Select a 5km Plan to get Started
All of the training plans on this site are cyclical plans, in that they are comprised of blocks of training of three to four weeks that you can repeat and tweak as you see fit. Regardless of your current ability or ambitions, the plans were designed to be specific to a particular target time to give runners the best possible chance of achieving their goals.
Please take a moment to read our FAQs before starting any of the training plans on this site.
Your 5k Training Plan Components
Whichever training plan you are using, the sessions within the plan will be tailored specifically to get you to a target time. For 5km training, the sessions will largely consist of the following components:
- Steady Paced ‘Easy’ Runs – does exactly what it say’s on the tin. Nice gentle paced recovery run where you can enjoy the scenery. These will vary in length but expect 15-35 minutes as standard depending on which training plan you are following. These are largely run at a pace 60 secs slower per mile than your target race pace.
- High Intensity Interval Training – crucial addition to your training plan and these speed sessions will vary between 400 meter and 1 km reps targeted at your required race pace. Can be done outside at a track or indoors on a decent treadmill.

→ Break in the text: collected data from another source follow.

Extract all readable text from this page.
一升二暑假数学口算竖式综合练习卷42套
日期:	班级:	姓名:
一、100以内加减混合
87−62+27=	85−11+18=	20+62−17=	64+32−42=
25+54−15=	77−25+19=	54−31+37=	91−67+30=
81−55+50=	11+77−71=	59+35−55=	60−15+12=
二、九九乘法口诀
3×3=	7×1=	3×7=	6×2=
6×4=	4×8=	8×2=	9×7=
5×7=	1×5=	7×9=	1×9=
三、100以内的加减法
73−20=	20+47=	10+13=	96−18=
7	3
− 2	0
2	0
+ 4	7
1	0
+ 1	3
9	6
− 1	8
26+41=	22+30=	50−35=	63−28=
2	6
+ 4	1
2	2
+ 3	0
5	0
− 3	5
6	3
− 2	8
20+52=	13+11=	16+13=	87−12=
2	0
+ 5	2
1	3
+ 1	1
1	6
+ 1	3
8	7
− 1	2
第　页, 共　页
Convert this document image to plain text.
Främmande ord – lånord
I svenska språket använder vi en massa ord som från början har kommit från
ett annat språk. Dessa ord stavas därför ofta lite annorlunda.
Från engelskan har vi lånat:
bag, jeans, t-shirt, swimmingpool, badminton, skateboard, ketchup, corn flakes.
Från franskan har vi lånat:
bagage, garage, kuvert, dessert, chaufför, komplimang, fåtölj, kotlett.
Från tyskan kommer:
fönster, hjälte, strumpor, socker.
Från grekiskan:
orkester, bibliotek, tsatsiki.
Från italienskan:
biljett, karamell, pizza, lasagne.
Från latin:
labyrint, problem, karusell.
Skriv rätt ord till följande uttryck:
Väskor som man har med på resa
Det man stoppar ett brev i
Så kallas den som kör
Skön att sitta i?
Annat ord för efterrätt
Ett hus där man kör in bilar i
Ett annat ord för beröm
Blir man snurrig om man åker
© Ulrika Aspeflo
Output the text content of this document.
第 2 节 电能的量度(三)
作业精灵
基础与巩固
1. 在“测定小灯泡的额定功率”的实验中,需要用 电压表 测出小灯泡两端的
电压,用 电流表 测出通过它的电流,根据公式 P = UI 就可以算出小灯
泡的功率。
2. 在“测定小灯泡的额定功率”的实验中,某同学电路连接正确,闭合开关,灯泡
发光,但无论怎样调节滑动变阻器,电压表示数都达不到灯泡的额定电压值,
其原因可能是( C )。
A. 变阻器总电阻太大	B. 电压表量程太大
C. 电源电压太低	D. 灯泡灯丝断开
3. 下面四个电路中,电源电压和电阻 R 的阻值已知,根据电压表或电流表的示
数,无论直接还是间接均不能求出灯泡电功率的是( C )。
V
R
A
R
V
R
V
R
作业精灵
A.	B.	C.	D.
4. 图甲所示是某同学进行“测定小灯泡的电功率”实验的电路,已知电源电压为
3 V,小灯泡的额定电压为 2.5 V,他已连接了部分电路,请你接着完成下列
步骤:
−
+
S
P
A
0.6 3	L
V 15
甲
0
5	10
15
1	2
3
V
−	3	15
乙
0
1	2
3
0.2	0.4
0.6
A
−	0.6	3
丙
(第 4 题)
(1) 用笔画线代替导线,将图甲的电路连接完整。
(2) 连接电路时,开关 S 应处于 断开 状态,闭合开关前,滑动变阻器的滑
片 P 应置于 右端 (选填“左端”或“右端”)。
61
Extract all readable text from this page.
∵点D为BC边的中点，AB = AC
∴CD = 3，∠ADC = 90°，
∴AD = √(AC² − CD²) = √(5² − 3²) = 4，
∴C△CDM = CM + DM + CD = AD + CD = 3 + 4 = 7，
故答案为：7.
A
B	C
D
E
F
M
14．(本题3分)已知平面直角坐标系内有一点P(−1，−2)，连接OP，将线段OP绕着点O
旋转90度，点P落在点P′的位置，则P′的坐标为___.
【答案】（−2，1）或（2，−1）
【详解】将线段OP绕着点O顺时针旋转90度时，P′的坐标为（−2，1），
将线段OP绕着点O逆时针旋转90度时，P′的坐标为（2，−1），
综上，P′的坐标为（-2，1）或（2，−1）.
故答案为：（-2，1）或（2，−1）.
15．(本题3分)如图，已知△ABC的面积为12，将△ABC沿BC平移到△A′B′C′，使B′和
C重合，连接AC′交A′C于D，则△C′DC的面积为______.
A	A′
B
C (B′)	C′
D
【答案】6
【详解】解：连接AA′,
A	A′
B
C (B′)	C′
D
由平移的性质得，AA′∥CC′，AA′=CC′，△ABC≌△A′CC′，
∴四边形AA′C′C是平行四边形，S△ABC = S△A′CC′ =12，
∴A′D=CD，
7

- Hill Sessions – hill sprints for improving running strength and form. See our Hill Sprints and Kenyan Hills training page for some examples.
- Fartlek Sessions – time-based derivative of speed interval training. These sessions are medium-hard, but playful.
- Long Runs – the ‘time on your feet’ run. For 5km runs this doesn’t really need to be any longer than 10 miles (16km).
- Rest /Cross Training – last but definitely not least. Rest is a vital part of any training plan and should not be overlooked. These days will benefit you both physically and mentally.